4. The system of claim 1 wherein the control unit accommodates a processor employing a core model for developing a planning score from dynamic load input parameters to guide the load on the tubular conveyance and the rpm of the drilling device in advance of the adjusting thereof.

5. The system of claim 4 wherein the dynamic load input parameters are supplied to the core model from a historical log of prior drilling operations.

6. The system of claim 4 wherein the core model comprises a simulator in a form of a mechanical model to simulate combinations of controllable variables to further development of the planning score.

7. The system of claim 4 wherein the core model comprises one a vibration classification module to further development of a dynamic phase diagram for reference during the dynamically adjusting of the one of load on the tubular conveyance and rpm of the drilling device.

8. A method of drilling a wellbore at an oilfield, the method comprising:

developing a set of dynamic load input parameters for a drilling operation;

applying the parameters to a core model to obtain a planning score for the parameters to apply to the drilling operation;

commencing the drilling operation with selected parameters based on the planning score;

monitoring dynamic load information from drilling equipment during the drilling operation; and

adjusting dynamic load parameters for the operation in real-time based on the monitoring of the dynamic load information to ensure maintenance of an acceptable zone for the drilling operation.

9. The method of claim 8 wherein the adjusting of the dynamic load parameters comprises adjusting one of weight on bit for a drilling device and an rpm of the drilling device.

10. The method of claim 9 wherein the adjusting of the dynamic load parameters is automated based on predetermined thresholds detected by the monitoring of the dynamic load information.

11. The method of claim 10 wherein the predetermined thresholds are selected from a group consisting of a resonance threshold, a bit stick-slip threshold and a coiled tubing buckling threshold.

12. The method of claim 10 wherein the thresholds are dynamic over a course of the drilling operation.

13. The method of claim 10 wherein the adjusting of the dynamic load parameters is further automated based on an operator presetting of a lower limit for rate of penetration for the drilling operation.

14. The method of claim 8 wherein the developing of the dynamic load input parameters comprises:

applying a predetermined workflow to another drilling operation regarding weight on bit and bit rpm for a drilling device;

monitoring dynamic load during the other drilling operation; and

developing a historical log of drilling input parameters from the other drilling operation for the applying to the core model.

15. A method of developing parameters for a given drilling operation at a given oilfield, the method comprising:

establishing a predetermined workflow for another drilling operation regarding weight on bit and bit rpm for a drilling device employed in drilling a wellbore at an oilfield;

drilling the wellbore with the drilling device for the other drilling operation;

monitoring dynamic load during the other drilling of the wellbore;

adjusting one of the weight on bit and bit rpm based on the predetermined workflow in light of the monitoring of the dynamic load;

developing a historical log of drilling input parameters from the other drilling operations; and

feeding the input parameters to a core model to obtain a planning score for establishing the parameters for the given drilling operation at the given oilfield.

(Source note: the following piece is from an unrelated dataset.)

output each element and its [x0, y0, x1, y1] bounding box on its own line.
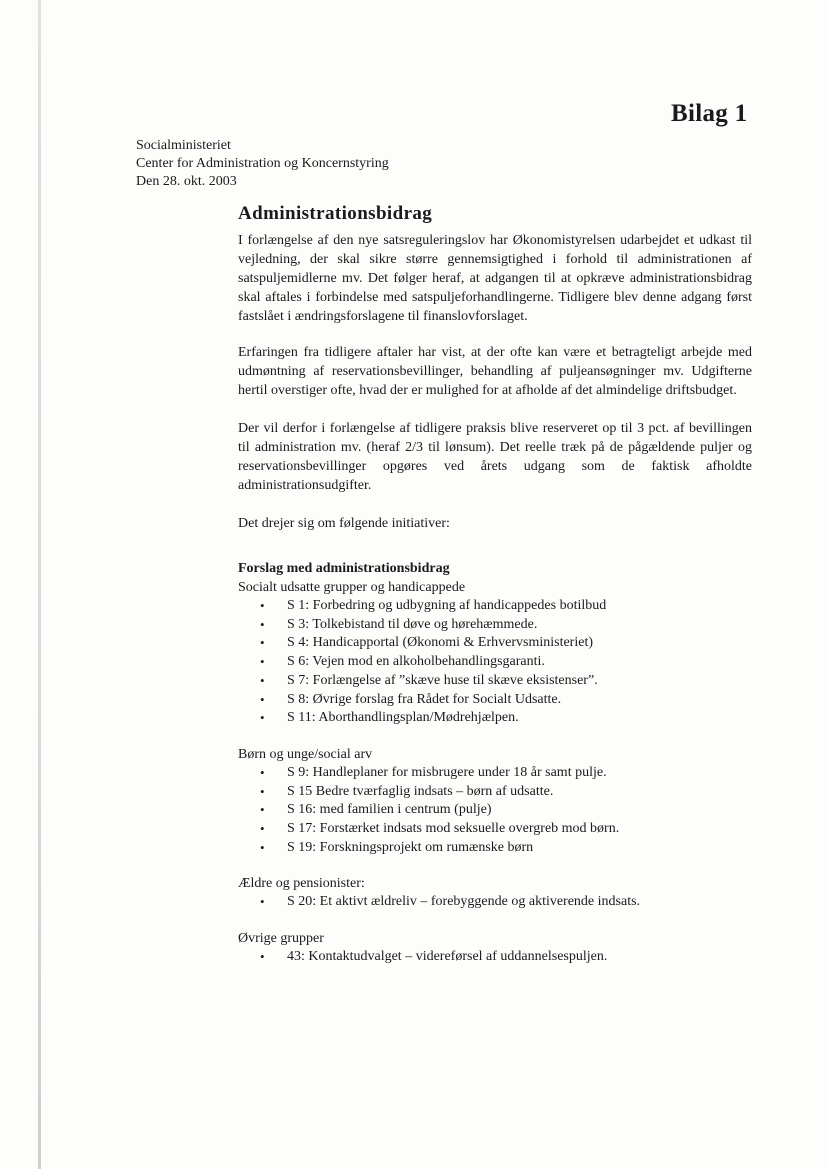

16. The method of claim 15 wherein the monitoring of the dynamic load comprises one of measuring axial load, lateral load and torsional vibration.

17. The method of claim 15 wherein the adjusting is responsive to one of weight on bit fluctuations, topdrive shaking, an increase in mean surface torque, topdrive stalling and an increase in surface torque variations.

18. The method of claim 15 wherein the adjusting comprises one of increasing and decreasing the weight on bit.

19. The method of claim 15 wherein the adjusting comprises one of increasing and decreasing the bit rpm.

20. The method of claim 15 further comprising employing the planning score from the core model to establish an electronic component assembly configuration for a bottom hole assembly coupled to a conveyance accommodating the drilling device.